A Primeira Turma do Supremo Tribunal Federal (STF) retoma nesta terça-feira (21) o julgamento dos sete réus do Núcleo 4 da trama golpista, grupo acusado de articular ações de desinformação e ataques virtuais contra instituições e autoridades durante o governo do ex-presidente Jair Bolsonaro.
O julgamento havia sido iniciado na semana passada, quando a Procuradoria-Geral da República (PGR) defendeu a condenação de todos os réus.
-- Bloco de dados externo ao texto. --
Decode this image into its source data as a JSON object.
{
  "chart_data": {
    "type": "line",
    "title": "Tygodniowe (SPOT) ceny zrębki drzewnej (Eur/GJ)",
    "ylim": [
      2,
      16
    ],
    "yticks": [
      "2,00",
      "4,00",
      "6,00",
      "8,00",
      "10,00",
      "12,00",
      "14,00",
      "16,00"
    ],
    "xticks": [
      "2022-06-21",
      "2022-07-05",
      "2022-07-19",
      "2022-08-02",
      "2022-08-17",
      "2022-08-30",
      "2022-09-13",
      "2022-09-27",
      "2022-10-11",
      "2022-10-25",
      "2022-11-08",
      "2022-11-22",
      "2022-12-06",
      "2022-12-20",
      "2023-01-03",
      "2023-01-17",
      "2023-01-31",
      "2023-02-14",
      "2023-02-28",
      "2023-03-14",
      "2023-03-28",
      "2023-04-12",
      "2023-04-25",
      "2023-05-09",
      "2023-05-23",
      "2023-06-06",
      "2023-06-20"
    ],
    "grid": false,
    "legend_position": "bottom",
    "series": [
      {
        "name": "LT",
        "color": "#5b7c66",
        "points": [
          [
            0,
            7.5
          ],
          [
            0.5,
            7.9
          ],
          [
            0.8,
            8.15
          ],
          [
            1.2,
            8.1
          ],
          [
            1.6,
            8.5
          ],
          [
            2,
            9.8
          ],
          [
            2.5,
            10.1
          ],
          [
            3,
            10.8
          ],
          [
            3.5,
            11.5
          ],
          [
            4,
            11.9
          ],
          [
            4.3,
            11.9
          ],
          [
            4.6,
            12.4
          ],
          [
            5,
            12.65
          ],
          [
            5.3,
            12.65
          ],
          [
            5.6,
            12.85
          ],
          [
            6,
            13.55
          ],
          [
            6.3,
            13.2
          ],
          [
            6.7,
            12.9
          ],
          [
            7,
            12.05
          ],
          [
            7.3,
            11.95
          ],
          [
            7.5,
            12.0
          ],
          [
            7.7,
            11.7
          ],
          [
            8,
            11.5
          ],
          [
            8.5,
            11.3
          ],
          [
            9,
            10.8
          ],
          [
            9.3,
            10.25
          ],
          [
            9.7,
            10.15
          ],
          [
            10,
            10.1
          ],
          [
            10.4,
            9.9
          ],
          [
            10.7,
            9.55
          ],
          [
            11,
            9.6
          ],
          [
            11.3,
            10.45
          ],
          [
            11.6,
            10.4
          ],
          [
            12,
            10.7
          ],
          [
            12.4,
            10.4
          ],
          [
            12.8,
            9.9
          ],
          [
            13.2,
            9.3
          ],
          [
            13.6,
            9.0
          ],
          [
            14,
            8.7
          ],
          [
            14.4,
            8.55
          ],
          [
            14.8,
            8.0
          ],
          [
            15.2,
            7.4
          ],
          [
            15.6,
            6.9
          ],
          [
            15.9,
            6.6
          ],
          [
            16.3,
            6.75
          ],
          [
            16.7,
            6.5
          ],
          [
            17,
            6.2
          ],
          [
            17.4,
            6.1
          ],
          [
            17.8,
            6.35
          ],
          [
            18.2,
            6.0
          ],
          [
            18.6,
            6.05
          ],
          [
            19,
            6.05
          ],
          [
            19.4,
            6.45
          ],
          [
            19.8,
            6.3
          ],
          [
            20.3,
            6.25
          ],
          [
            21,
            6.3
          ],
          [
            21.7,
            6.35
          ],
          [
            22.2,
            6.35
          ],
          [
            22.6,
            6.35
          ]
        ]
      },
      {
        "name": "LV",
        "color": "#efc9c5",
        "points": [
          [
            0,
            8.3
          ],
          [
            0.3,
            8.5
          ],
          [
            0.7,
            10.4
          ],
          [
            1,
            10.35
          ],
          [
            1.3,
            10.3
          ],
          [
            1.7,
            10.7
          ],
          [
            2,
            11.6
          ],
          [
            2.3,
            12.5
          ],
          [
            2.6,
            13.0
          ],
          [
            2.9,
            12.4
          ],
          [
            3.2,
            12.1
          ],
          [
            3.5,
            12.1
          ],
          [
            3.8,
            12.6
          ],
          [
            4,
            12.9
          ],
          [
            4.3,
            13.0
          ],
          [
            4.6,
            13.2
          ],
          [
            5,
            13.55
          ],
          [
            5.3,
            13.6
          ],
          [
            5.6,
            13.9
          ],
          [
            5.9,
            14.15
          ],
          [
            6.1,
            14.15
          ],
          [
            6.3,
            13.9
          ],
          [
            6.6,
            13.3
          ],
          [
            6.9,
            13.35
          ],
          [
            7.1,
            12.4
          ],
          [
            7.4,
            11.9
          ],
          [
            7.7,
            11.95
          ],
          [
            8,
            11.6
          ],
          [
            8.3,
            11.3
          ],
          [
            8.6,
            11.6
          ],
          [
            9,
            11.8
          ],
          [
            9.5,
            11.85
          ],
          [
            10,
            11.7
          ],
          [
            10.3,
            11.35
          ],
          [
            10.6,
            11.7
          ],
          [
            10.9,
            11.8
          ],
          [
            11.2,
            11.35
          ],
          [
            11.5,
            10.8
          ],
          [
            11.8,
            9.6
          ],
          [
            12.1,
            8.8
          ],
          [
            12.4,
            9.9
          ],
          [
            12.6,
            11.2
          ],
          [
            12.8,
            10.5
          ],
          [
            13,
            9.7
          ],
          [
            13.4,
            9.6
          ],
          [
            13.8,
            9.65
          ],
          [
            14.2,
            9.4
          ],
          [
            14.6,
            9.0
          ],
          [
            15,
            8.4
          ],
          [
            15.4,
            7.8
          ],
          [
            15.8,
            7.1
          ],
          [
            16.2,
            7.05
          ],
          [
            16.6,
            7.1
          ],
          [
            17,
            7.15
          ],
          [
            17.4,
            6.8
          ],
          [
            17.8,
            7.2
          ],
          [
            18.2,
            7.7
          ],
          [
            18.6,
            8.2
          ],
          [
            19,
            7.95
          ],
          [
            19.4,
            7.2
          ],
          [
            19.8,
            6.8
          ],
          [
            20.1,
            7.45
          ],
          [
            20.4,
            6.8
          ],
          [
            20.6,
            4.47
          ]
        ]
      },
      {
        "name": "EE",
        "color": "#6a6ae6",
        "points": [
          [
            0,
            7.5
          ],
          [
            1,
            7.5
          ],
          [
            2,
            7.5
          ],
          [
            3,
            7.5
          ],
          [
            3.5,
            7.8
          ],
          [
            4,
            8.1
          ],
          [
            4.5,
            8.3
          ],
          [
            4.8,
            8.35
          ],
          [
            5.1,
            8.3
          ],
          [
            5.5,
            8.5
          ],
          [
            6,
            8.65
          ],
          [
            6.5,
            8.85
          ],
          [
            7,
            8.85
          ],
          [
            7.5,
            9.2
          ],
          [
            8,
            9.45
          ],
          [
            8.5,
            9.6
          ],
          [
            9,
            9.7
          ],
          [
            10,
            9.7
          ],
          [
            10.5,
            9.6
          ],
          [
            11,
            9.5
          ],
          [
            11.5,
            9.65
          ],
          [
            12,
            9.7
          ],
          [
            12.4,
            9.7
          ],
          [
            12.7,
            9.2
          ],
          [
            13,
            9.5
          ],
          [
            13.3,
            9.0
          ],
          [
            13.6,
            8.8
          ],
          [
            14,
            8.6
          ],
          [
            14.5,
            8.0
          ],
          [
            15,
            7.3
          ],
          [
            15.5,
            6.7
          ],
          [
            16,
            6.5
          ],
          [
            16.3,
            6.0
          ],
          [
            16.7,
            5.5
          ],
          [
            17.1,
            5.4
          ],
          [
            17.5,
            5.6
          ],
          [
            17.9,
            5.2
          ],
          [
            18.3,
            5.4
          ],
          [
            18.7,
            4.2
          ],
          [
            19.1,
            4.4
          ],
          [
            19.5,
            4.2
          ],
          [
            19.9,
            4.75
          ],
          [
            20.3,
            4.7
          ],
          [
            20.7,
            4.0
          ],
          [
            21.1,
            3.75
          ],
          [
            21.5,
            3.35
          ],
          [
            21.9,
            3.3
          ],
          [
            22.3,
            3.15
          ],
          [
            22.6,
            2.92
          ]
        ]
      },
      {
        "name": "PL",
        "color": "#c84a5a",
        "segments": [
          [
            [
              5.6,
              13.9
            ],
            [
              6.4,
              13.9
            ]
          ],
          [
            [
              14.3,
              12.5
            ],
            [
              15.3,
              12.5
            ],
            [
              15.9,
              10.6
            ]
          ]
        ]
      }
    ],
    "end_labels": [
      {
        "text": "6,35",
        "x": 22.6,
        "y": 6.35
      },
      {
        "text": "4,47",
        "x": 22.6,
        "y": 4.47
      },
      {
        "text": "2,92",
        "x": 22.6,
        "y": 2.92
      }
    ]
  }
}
Segundo a acusação, o grupo atuou de forma coordenada para propagar notícias falsas e desacreditar o processo eleitoral, especialmente durante o período pré e pós-eleitoral de 2022. As defesas, por outro lado, pediram absolvição, alegando que não houve participação dos acusados em ações organizadas de desinformação ou incentivo a atos antidemocráticos.
Compõem o Núcleo 4: Ailton Gonçalves Moraes Barros (major da reserva do Exército), Ângelo Martins Denicoli (major da reserva), Giancarlo Gomes Rodrigues (subtenente), Guilherme Marques de Almeida (tenente-coronel), Reginaldo Vieira de Abreu (coronel), Marcelo Araújo Bormevet (policial federal) e Carlos Cesar Moretzsohn Rocha, presidente do Instituto Voto Legal.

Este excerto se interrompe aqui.